Second, we will practice select contemplations on death and dying such as working with fear (from Steven Levine’s “A Year to Live”); discuss our responses; and then in dyads consider what would require your attention if you had a limited time to live. While the life review (even a brief one) relies on memory it can highlight unfinished personal and interpersonal themes which require attention. Because our workshop time is limited we will only outline certain themes; whereas a fuller exploration requirers a different context. For example, feelings or past relationships that have been kept outside of awareness must be approached slowly and with great care. We will have a chance to discuss a year-long group starting next year that will work with these themes in great detail.
Third, we will explore dreams as expressions of impermanence. We can notice how our mind generates feelings and actions that feel real, only to see upon awakening their constructed nature. We will briefly discuss the Western Lucid Dreaming literature/research and the Eastern dream yoga literature. Additionally we will discuss the Social Dreaming approach which uses dream material as expressions of social and cultural realities or constructions, rather than exploration of a personal unconscious. How do our dreams, for example, illuminate meditative culture and our collective ability to be wakeful?

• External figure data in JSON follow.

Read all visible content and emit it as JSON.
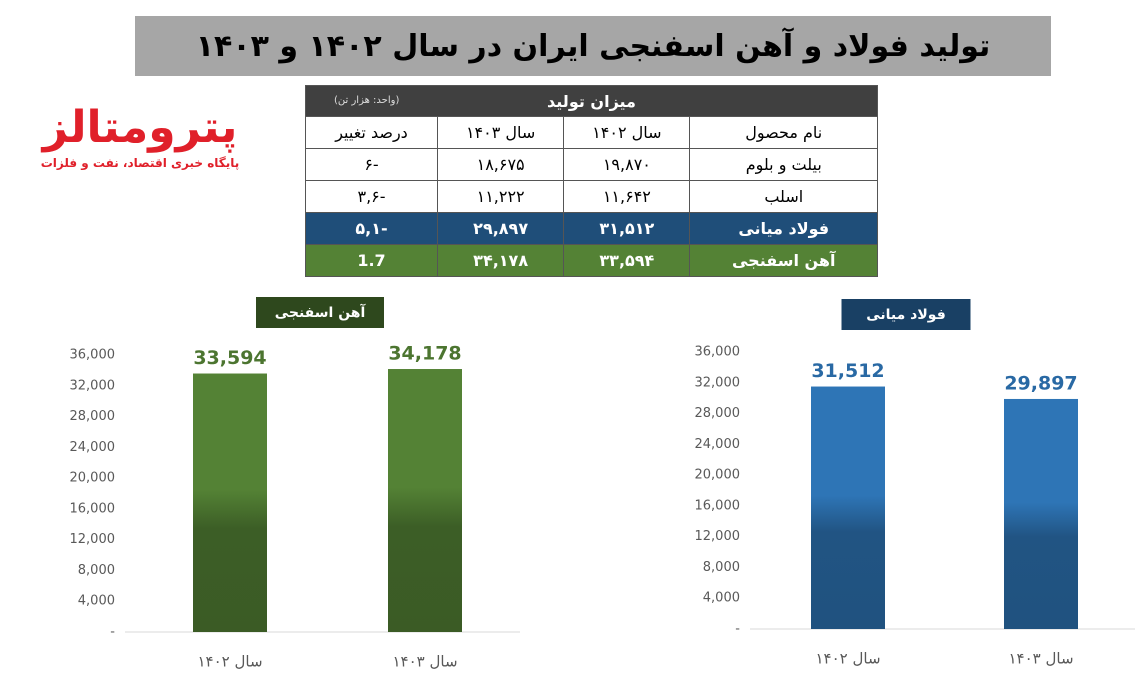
{
  "title": "تولید فولاد و آهن اسفنجی ایران در سال ۱۴۰۲ و ۱۴۰۳",
  "logo": {
    "name": "پترومتالز",
    "tagline": "پایگاه خبری اقتصاد، نفت و فلزات"
  },
  "table": {
    "header": "میزان تولید",
    "unit": "(واحد: هزار تن)",
    "columns": [
      "نام محصول",
      "سال ۱۴۰۲",
      "سال ۱۴۰۳",
      "درصد تغییر"
    ],
    "rows": [
      [
        "بیلت و بلوم",
        "۱۹,۸۷۰",
        "۱۸,۶۷۵",
        "-۶"
      ],
      [
        "اسلب",
        "۱۱,۶۴۲",
        "۱۱,۲۲۲",
        "-۳,۶"
      ],
      [
        "فولاد میانی",
        "۳۱,۵۱۲",
        "۲۹,۸۹۷",
        "-۵,۱"
      ],
      [
        "آهن اسفنجی",
        "۳۳,۵۹۴",
        "۳۴,۱۷۸",
        "1.7"
      ]
    ]
  },
  "chart_data": [
    {
      "type": "bar",
      "title": "آهن اسفنجی",
      "categories": [
        "سال ۱۴۰۲",
        "سال ۱۴۰۳"
      ],
      "values": [
        33594,
        34178
      ],
      "value_labels": [
        "33,594",
        "34,178"
      ],
      "color": "#548235",
      "ylim": [
        0,
        36000
      ],
      "grid": false,
      "yticks": [
        {
          "value": 0,
          "label": "-"
        },
        {
          "value": 4000,
          "label": "4,000"
        },
        {
          "value": 8000,
          "label": "8,000"
        },
        {
          "value": 12000,
          "label": "12,000"
        },
        {
          "value": 16000,
          "label": "16,000"
        },
        {
          "value": 20000,
          "label": "20,000"
        },
        {
          "value": 24000,
          "label": "24,000"
        },
        {
          "value": 28000,
          "label": "28,000"
        },
        {
          "value": 32000,
          "label": "32,000"
        },
        {
          "value": 36000,
          "label": "36,000"
        }
      ]
    },
    {
      "type": "bar",
      "title": "فولاد میانی",
      "categories": [
        "سال ۱۴۰۲",
        "سال ۱۴۰۳"
      ],
      "values": [
        31512,
        29897
      ],
      "value_labels": [
        "31,512",
        "29,897"
      ],
      "color": "#2e75b6",
      "ylim": [
        0,
        36000
      ],
      "grid": false,
      "yticks": [
        {
          "value": 0,
          "label": "-"
        },
        {
          "value": 4000,
          "label": "4,000"
        },
        {
          "value": 8000,
          "label": "8,000"
        },
        {
          "value": 12000,
          "label": "12,000"
        },
        {
          "value": 16000,
          "label": "16,000"
        },
        {
          "value": 20000,
          "label": "20,000"
        },
        {
          "value": 24000,
          "label": "24,000"
        },
        {
          "value": 28000,
          "label": "28,000"
        },
        {
          "value": 32000,
          "label": "32,000"
        },
        {
          "value": 36000,
          "label": "36,000"
        }
      ]
    }
  ]
}
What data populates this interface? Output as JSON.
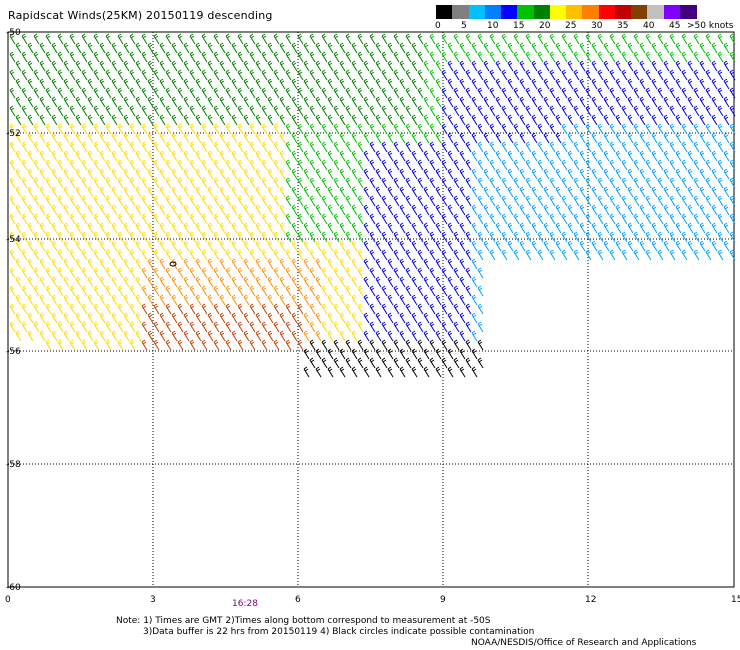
{
  "title": "Rapidscat Winds(25KM) 20150119 descending",
  "legend": {
    "colors": [
      "#000000",
      "#808080",
      "#00c0ff",
      "#0080ff",
      "#0000ff",
      "#00c000",
      "#008000",
      "#ffff00",
      "#ffc000",
      "#ff8000",
      "#ff0000",
      "#c00000",
      "#804000",
      "#c0c0c0",
      "#8000ff",
      "#400080"
    ],
    "ticks": [
      "0",
      "5",
      "10",
      "15",
      "20",
      "25",
      "30",
      "35",
      "40",
      "45",
      ">50 knots"
    ]
  },
  "axes": {
    "lat_labels": [
      "-50",
      "-52",
      "-54",
      "-56",
      "-58",
      "-60"
    ],
    "lon_labels": [
      "0",
      "3",
      "6",
      "9",
      "12",
      "15"
    ]
  },
  "time_labels": [
    "16:28"
  ],
  "notes": {
    "line1": "Note: 1) Times are GMT 2)Times along bottom correspond to measurement at -50S",
    "line2": "3)Data buffer is 22 hrs from 20150119 4) Black circles indicate possible contamination",
    "credit": "NOAA/NESDIS/Office of Research and Applications"
  },
  "swath_colors": {
    "yellow": "#ffd700",
    "light_green": "#00c000",
    "dark_green": "#008000",
    "blue": "#0000e0",
    "cyan": "#00a0ff",
    "orange": "#ff9000",
    "brown": "#c04000",
    "black": "#000000"
  }
}
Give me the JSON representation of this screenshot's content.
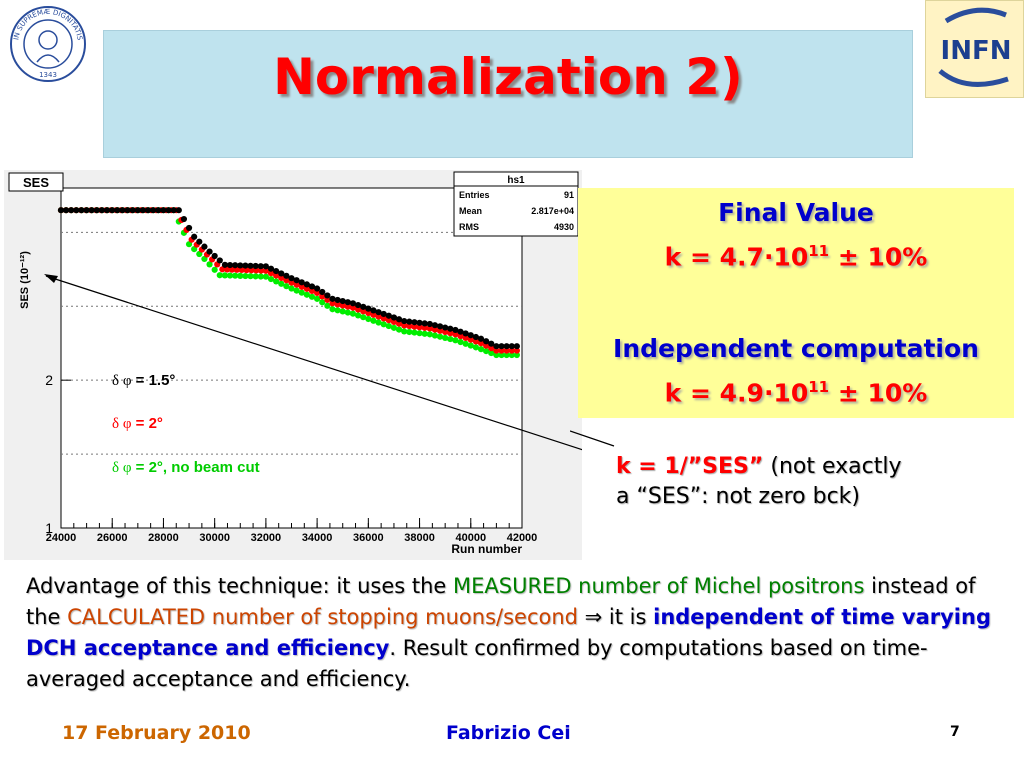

Members are kindly asked to make an effort to remember their dreams in the days before the workshop. Then during the workshop we will introduce an exercise to bring in the dream as an object of mindfulness-awareness, rather than something to be interpreted or analysed.
Learning Objectives:
- Identify how formal mindfulness practice enacts a first-hand relationship to impermanence in relation to sensation, feeling, and thinking.
- Identify the role of mindfulness in cultivating acceptance toward human expressions of impermanence: separation, illness, aging and death.
- Identify and practice the difference between meeting experience with awareness versus avoidance.
- Define the difference between being mindful and identifying with one’s constructed mental activities (e.g., thoughts, dreams, fears).
- Describe the benefit of a group mindfulness practice using speech to mutually recognise and contain emotion.
Convenors:
Dr Jale Cilasun is a Psychiatrist with specialist training as a Medical Psychotherapist and in Group Analysis who has been working in the NHS for 33 years, last 18 years as Consultant Medical Psychotherapist. She has extensive experience of using the group as therapeutic medium for a wide range of psychological conditions. She has been working with contemplative group dynamics for the last eight years.
Dr Lawrence Ladden is a Health Psychologist and Clinical Psychologist with specialist training in group dynamics, practicing in the UK since 2013, and for years prior in Philadelphia with expertise in using mindfulness with patients with physical health conditions, such as cancer and chronic pain. A mindfulness instructor for more than 30 years, he developed contemplative group dynamics which is an integration of mindfulness practice and group processes.